To, że chodzimy do jednej szkoły już ponad rok a wciąż nie zdążyliśmy się poznać. Czas to zmienić Przedstawiam się a dalej to już gadka szmatka. Zastanawiam sie czy dorzucić coś jeszcze w stylu że wygląda na intrygującą/interesującą osobę, czy zrobić to już później.
Synu spontan, nic nie planuj, to nie jest krecenie filmu, tylko podejscie do dziewczyny.

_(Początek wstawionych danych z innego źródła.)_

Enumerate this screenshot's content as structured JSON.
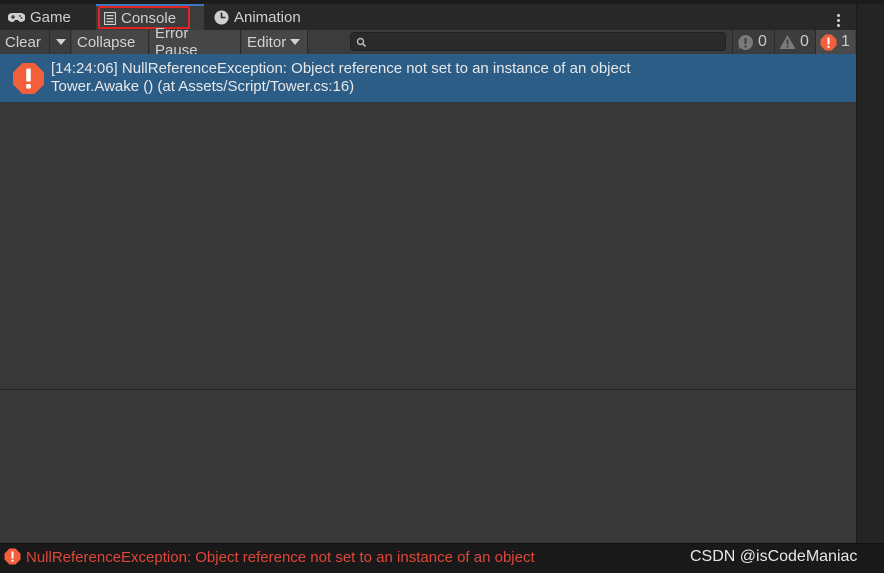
{
  "tabs": [
    {
      "label": "Game",
      "icon": "gamepad-icon"
    },
    {
      "label": "Console",
      "icon": "console-icon",
      "active": true
    },
    {
      "label": "Animation",
      "icon": "clock-icon"
    }
  ],
  "toolbar": {
    "clear_label": "Clear",
    "collapse_label": "Collapse",
    "error_pause_label": "Error Pause",
    "editor_label": "Editor",
    "search_placeholder": "",
    "info_count": "0",
    "warning_count": "0",
    "error_count": "1"
  },
  "log": {
    "entries": [
      {
        "type": "error",
        "line1": "[14:24:06] NullReferenceException: Object reference not set to an instance of an object",
        "line2": "Tower.Awake () (at Assets/Script/Tower.cs:16)",
        "selected": true
      }
    ]
  },
  "status": {
    "message": "NullReferenceException: Object reference not set to an instance of an object"
  },
  "watermark": "CSDN @isCodeManiac",
  "colors": {
    "error": "#f25f3a",
    "selected_row": "#2c5d87",
    "highlight_box": "#e02424",
    "panel": "#383838"
  }
}
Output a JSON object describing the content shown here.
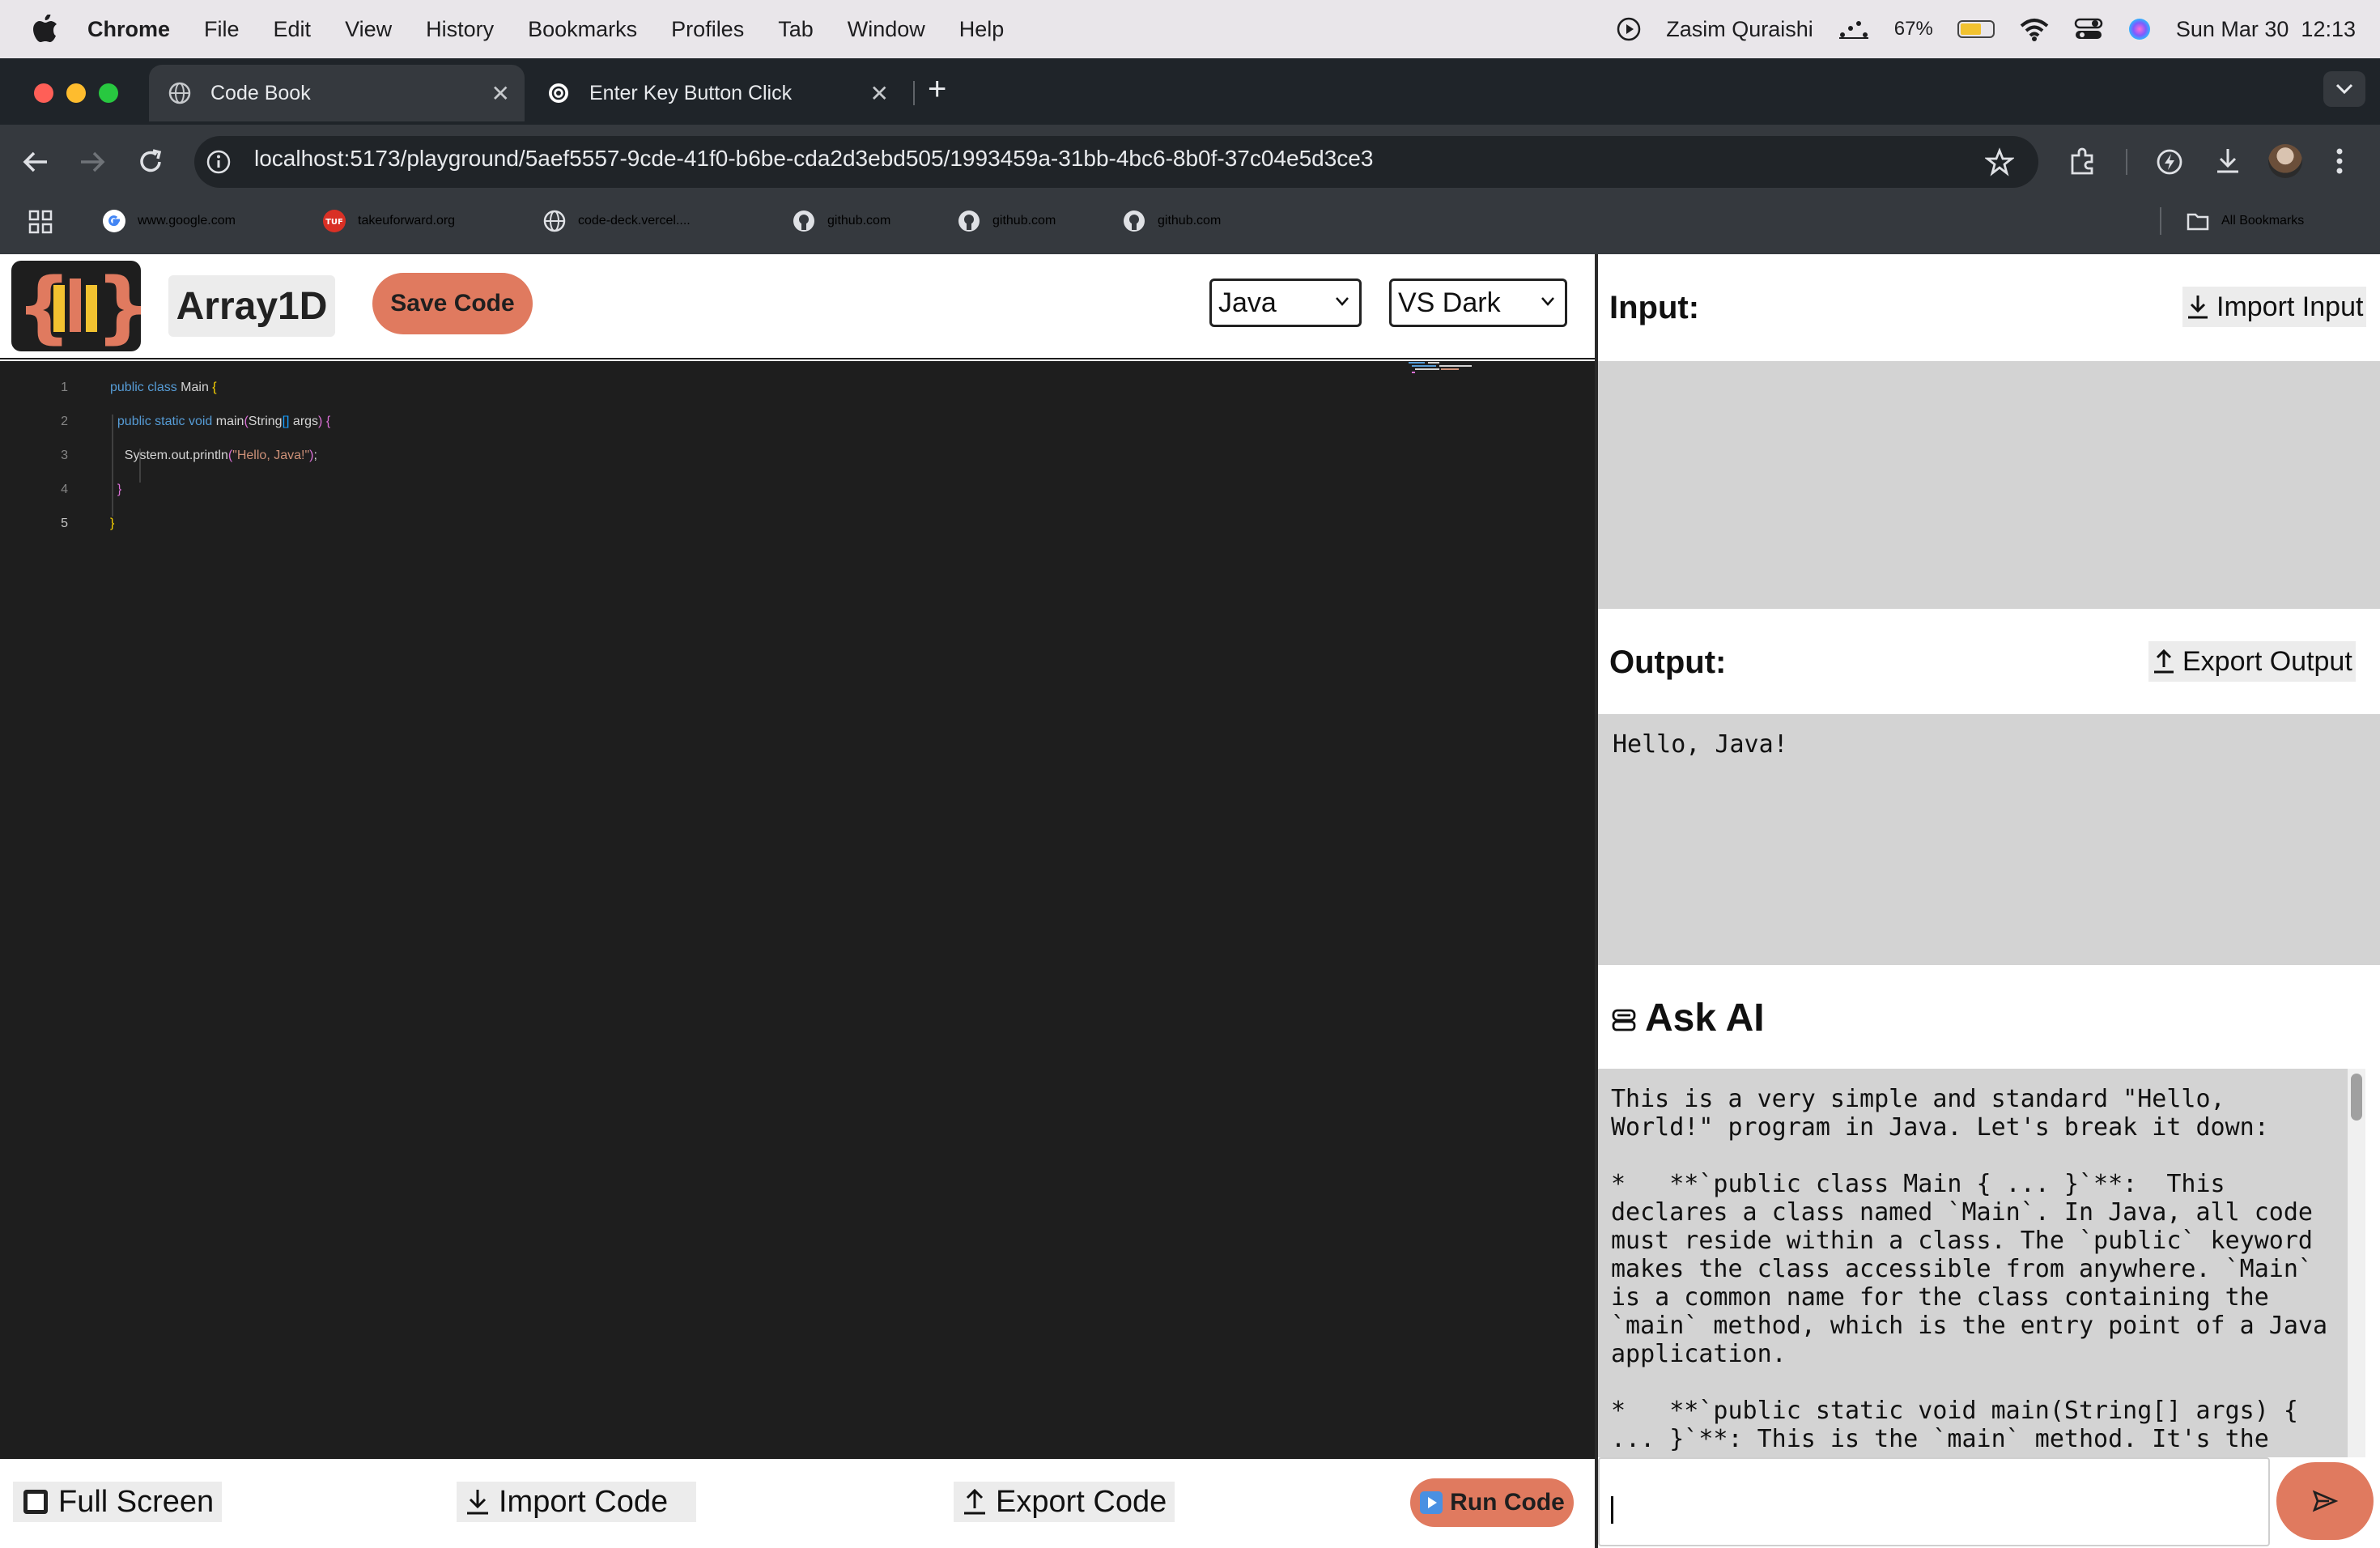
{
  "menubar": {
    "items": [
      "Chrome",
      "File",
      "Edit",
      "View",
      "History",
      "Bookmarks",
      "Profiles",
      "Tab",
      "Window",
      "Help"
    ],
    "user": "Zasim Quraishi",
    "battery_text": "67%",
    "battery_level": 0.67,
    "datetime": "Sun Mar 30  12:13"
  },
  "browser": {
    "tabs": [
      {
        "title": "Code Book",
        "icon": "globe-icon",
        "active": true
      },
      {
        "title": "Enter Key Button Click",
        "icon": "openai-icon",
        "active": false
      }
    ],
    "url": "localhost:5173/playground/5aef5557-9cde-41f0-b6be-cda2d3ebd505/1993459a-31bb-4bc6-8b0f-37c04e5d3ce3",
    "bookmarks": [
      {
        "label": "www.google.com",
        "icon": "google-icon"
      },
      {
        "label": "takeuforward.org",
        "icon": "tuf-icon"
      },
      {
        "label": "code-deck.vercel....",
        "icon": "globe-icon"
      },
      {
        "label": "github.com",
        "icon": "github-icon"
      },
      {
        "label": "github.com",
        "icon": "github-icon"
      },
      {
        "label": "github.com",
        "icon": "github-icon"
      }
    ],
    "all_bookmarks": "All Bookmarks"
  },
  "editor": {
    "title": "Array1D",
    "save_label": "Save Code",
    "language": "Java",
    "theme": "VS Dark",
    "line_numbers": [
      "1",
      "2",
      "3",
      "4",
      "5"
    ],
    "code_lines": [
      "public class Main {",
      "  public static void main(String[] args) {",
      "    System.out.println(\"Hello, Java!\");",
      "  }",
      "}"
    ]
  },
  "bottom": {
    "fullscreen_label": "Full Screen",
    "import_label": "Import Code",
    "export_label": "Export Code",
    "run_label": "Run Code"
  },
  "input_panel": {
    "label": "Input:",
    "import_label": "Import Input",
    "value": ""
  },
  "output_panel": {
    "label": "Output:",
    "export_label": "Export Output",
    "value": "Hello, Java!"
  },
  "ask_ai": {
    "title": "Ask AI",
    "response": "This is a very simple and standard \"Hello, World!\" program in Java. Let's break it down:\n\n*   **`public class Main { ... }`**:  This declares a class named `Main`. In Java, all code must reside within a class. The `public` keyword makes the class accessible from anywhere. `Main` is a common name for the class containing the `main` method, which is the entry point of a Java application.\n\n*   **`public static void main(String[] args) { ... }`**: This is the `main` method. It's the",
    "input_value": ""
  },
  "colors": {
    "accent": "#e07a5f",
    "editor_bg": "#1e1e1e",
    "panel_bg": "#d3d3d3",
    "chrome_dark": "#35393e"
  }
}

''[...]Chwała przemija, dziewczyny mają w dupie blizny,
Dlatego wciąż myślę chujem, tak każe mi
mój instynkt,
Ale dziś częściej ratuje mnie mój urok
osobisty.''
Stary stwarzasz sobie niepotrzebnie jakieś utrudnienia. Po prostu podejdź do niej i powiedz: "Cześć, chce Cię lepiej poznać, daj mi swój numer telefonu". A co na to koleżanka/przyjaciółka? A co zależy Ci bardzo na ocenie osób, które tak naprawdę Cię nie znają? Odpowiedz sobie na to pytanie i zacznij działać. Pozdro;).
"Nie dałem rady" jest 10 razy cenniejesze niż powiedzenie "co gdyby" Ponieważ gdybając nigdy nie wyjdziesz na arenę!